Por Luciano Felizardo 02/02/2023 21h09 - Atualizado em 03/02/2023 11h11
Por Luciano Felizardo 02/02/2023 21h09 Atualizado em 03/02/2023 11h11
A psicologia de 'A Morte do Super-Herói'
Imagem do filme A Morte do Super-herói - Foto: Imagem do Pinterest

A Morte do Super-herói, de Ian Fitzgibbon, é um dos meus filmes preferidos desde a primeira vez que eu assisti, ainda moleque, no ano que lançou (2012).

De primeira, o que me pegou foi a identificação. Um garoto mal-humorado que contava histórias desenhando heróis e que enfrentava um problema sério de saúde.

O que eu não imaginava na época, era que eu entraria no curso de psicologia, muito menos que veria teorias estampadas, pulsando vivas nesse filme.

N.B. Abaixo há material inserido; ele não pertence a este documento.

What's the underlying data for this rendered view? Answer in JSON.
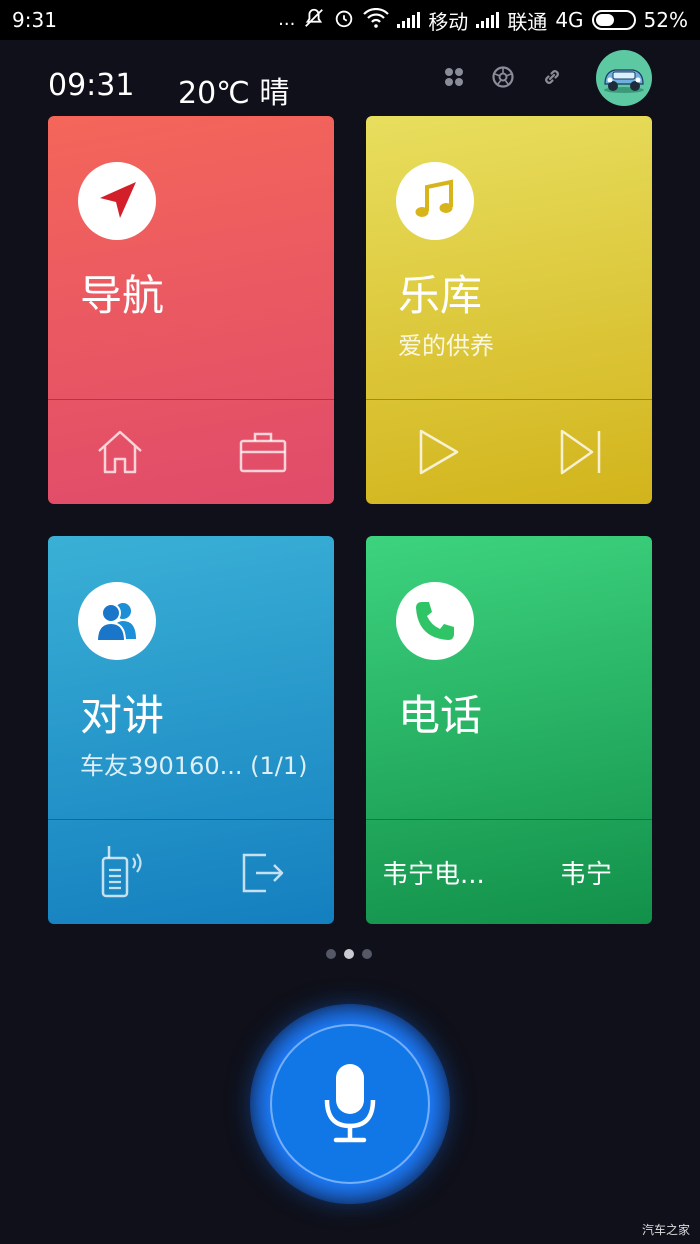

Primeiro eu quero indicar a obra.

Nesse longa temos um protagonista, Donald, de 15 anos, que está no fim de seus dias. O garoto sofre com uma leucemia em estado já avançado, e tendo perdido as esperanças, passa seus dias tentando sentir o mínimo de dor possível. Pra isso, entre outras coisas, ele desenha personagens próprios, nos quais sublima suas angústias.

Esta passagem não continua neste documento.